Make a transition: Instead of going nonstop from one project or activity to the next, pause. We are not mules who are made to go from one task to another. Pause after one project: take a few breaths; look out the window; sit down for a minute before jumping—or moving slowly—into the next activity. Put yourself into neutral for a moment or twenty before shifting into drive again.
Respond rather than react: Our ego tends to react to something a person says or does that we don't like. Our defenses go up and we might say or do something we'll wish we hadn't. If we pause we might choose to respond in a more constructive way to a stressful situation.
Avoid or minimize multi-tasking: Who said we had to do more and more at one time? It's a form of tyranny. We don't have to do it. We can resist.
I also remind myself of these insights I've gotten from visionary author and astrologer Caroline Casey:
Change "got to" to "get to." Instead of saying "I've got to go to the dentist," you say, "I get to go to the dentist." Got to> Get to. It changes everything!
When faced with a burdensome challenge try saying to yourself, "Let us conduct ourselves like kings and queens with all eternity before us." [Substitute "me" or "myself" if you like. It's especially useful to say to yourself when you're racing to get it all done.]
Entertain possibility and let us not be snookered into polarity. That is, let's not be drawn into antagonistic attitudes and behaviors that pit one against the other. We need to listen to each other and find common ground.
These are a few highlights that I want to keep in mind and practice as I go forward into 2018. The bottom line is that I want to contribute what I can to create a better world for people and the Earth. I like the question from Fr. Richard Rohr: "Will you engage this moment with kindness or with cruelty, with love or with fear, with generosity or scarcity, with a joyous heart or an embittered one?"
THE NEW YEAR
Angels, as this year now nears its end
Fold their wings, as gently down they bend.

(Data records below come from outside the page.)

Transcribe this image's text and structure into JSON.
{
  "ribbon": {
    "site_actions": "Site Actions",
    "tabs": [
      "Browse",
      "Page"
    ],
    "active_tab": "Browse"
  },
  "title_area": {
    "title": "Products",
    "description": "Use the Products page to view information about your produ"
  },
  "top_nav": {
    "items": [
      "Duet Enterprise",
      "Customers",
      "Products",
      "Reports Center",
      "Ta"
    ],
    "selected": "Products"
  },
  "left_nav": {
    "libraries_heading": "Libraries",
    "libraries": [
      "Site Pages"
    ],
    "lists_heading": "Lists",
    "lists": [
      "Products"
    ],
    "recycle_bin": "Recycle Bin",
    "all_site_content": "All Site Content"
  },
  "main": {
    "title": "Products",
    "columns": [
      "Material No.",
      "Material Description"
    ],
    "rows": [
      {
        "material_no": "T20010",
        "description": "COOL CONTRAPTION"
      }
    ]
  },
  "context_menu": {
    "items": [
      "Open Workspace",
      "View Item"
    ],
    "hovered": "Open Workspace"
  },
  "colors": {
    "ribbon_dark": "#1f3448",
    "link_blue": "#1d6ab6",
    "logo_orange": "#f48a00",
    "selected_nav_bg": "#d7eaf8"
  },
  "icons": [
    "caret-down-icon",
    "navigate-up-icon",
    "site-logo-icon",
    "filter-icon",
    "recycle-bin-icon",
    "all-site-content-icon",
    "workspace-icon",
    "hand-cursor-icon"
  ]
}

Rent and broken hopes on earth to mend.
May they find us ready to rise!
Angels, at the dawn of a New Year
Spread bright wings and rise, and rise from here
Raising us to heights we crave, yet fear.
May they find us daring! —David Steindl-Rast, O.S.B.
[With thanks to Tessa Bielecki for sharing this]
HAPPY NEW YEAR TO ALL!
I wish you a year of good health,
good spirits and inspired action for positive change.